Single Cell RNA Sequencing of Adult Mouse Intervertebral Disc Cells

Intervertebral disc degeneration is a leading cause of chronic low back pain. Cell-based strategies that seek to treat disc degeneration by regenerating the central nucleus pulposus hold significant promise, but key challenges remain. One of these is the inability of therapeutic cells to effectively mimic the performance of native nucleus pulposus cells, which are unique amongst skeletal cell types in that they arise from the embryonic notochord. In this study we use single cell RNA sequencing to demonstrate emergent heterogeneity amongst notochord-derived nucleus pulposus cells in the postnatal mouse disc. Specifically, we established the existence of early and late stage nucleus pulposus cells, corresponding to notochordal progenitor and mature cells, respectively. Late stage cells exhibited significantly higher expression levels of extracellular matrix genes including aggrecan, and collagens II and VI, along with elevated TGF-β and PI3K-Akt signaling. Additionally, we identified Cd9 as a novel surface marker of late stage nucleus pulposus cells, and demonstrated that these cells were localized to the nucleus pulposus periphery, increased in numbers with increasing postnatal age, and co-localized with emerging glycosaminoglycan-rich extracellular matrix.
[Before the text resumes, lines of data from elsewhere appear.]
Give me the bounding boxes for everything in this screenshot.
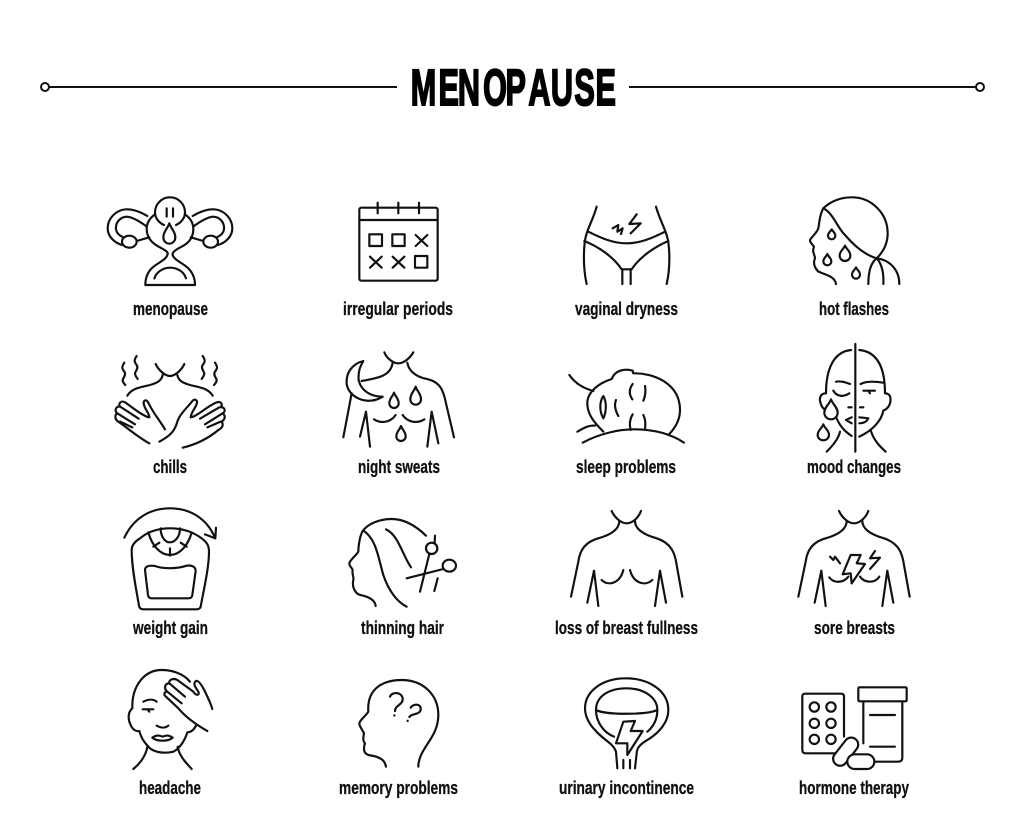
panel: weight gain <box>124 508 216 638</box>
label: weight gain <box>132 618 208 638</box>
icon: bladder with lightning <box>585 678 668 768</box>
label: headache <box>139 778 201 798</box>
icon: sweating head <box>810 197 899 284</box>
panel: sore breasts <box>798 511 910 638</box>
panel: irregular periods <box>343 203 453 319</box>
label: urinary incontinence <box>559 778 694 798</box>
panel: sleep problems <box>569 370 684 477</box>
label: thinning hair <box>361 618 444 638</box>
label: hot flashes <box>819 299 889 319</box>
icon: pelvis with zaps <box>584 207 669 284</box>
icon: torso with lightning <box>798 511 910 606</box>
label: sleep problems <box>576 457 676 477</box>
icon: calendar <box>359 203 438 281</box>
panel: loss of breast fullness <box>555 511 698 638</box>
label: mood changes <box>807 457 901 477</box>
panel: hot flashes <box>810 197 899 319</box>
icon: torso with moon and drops <box>343 352 454 447</box>
icon: crossed hands on shoulders <box>115 356 225 448</box>
title banner <box>41 59 984 116</box>
panel: memory problems <box>339 680 458 798</box>
panel: mood changes <box>807 344 901 477</box>
icon: sleeping head <box>569 370 684 443</box>
label: hormone therapy <box>799 778 909 798</box>
panel: chills <box>115 356 225 477</box>
panel: urinary incontinence <box>559 678 694 798</box>
label: memory problems <box>339 778 458 798</box>
label: vaginal dryness <box>575 299 678 319</box>
icon: head with question marks <box>359 680 438 767</box>
panel: vaginal dryness <box>575 207 678 319</box>
icon: flat chest torso <box>571 511 682 606</box>
label: sore breasts <box>814 618 895 638</box>
panel: menopause <box>108 197 232 319</box>
icon: head with scissors <box>349 519 456 607</box>
label: irregular periods <box>343 299 453 319</box>
right title rule <box>629 83 984 91</box>
panel: thinning hair <box>349 519 456 638</box>
icon: head with hand on forehead <box>129 670 212 769</box>
label: chills <box>153 457 187 477</box>
label: night sweats <box>358 457 440 477</box>
icon: split face with tears <box>818 344 891 452</box>
panel: headache <box>129 670 212 798</box>
icon: uterus <box>108 197 232 285</box>
label: loss of breast fullness <box>555 618 698 638</box>
icon: pills and bottle <box>802 687 907 769</box>
label: menopause <box>133 299 208 319</box>
title: MENOPAUSE <box>411 59 616 116</box>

Cells were isolated from intervertebral discs of P30 shh-cre:R26R-tdTomato mice. TdTomato+ cells were enriched using fluorescence activated cell sorting and analyzed using single cell RNA-sequencing. Three replicate sequencing batches were performed, each comprising pooled cells from litter matched animals. Libraries were generated using the 10x Genomics Chromium Single Cell 3’ Reagent kit v3 per manufacturer’s instructions. Libraries were uniquely indexed using the Chromium dual Index Kit, and paired-end sequencing was performed at a targeted depth for each library of 20,000 mean reads per cell (NovaSeq 6000; Illumina, San Diego, USA). Nucleus pulposus cells were identified within the total sequenced cell population by expression of established markers Krt8, Krt18, Krt19 and T.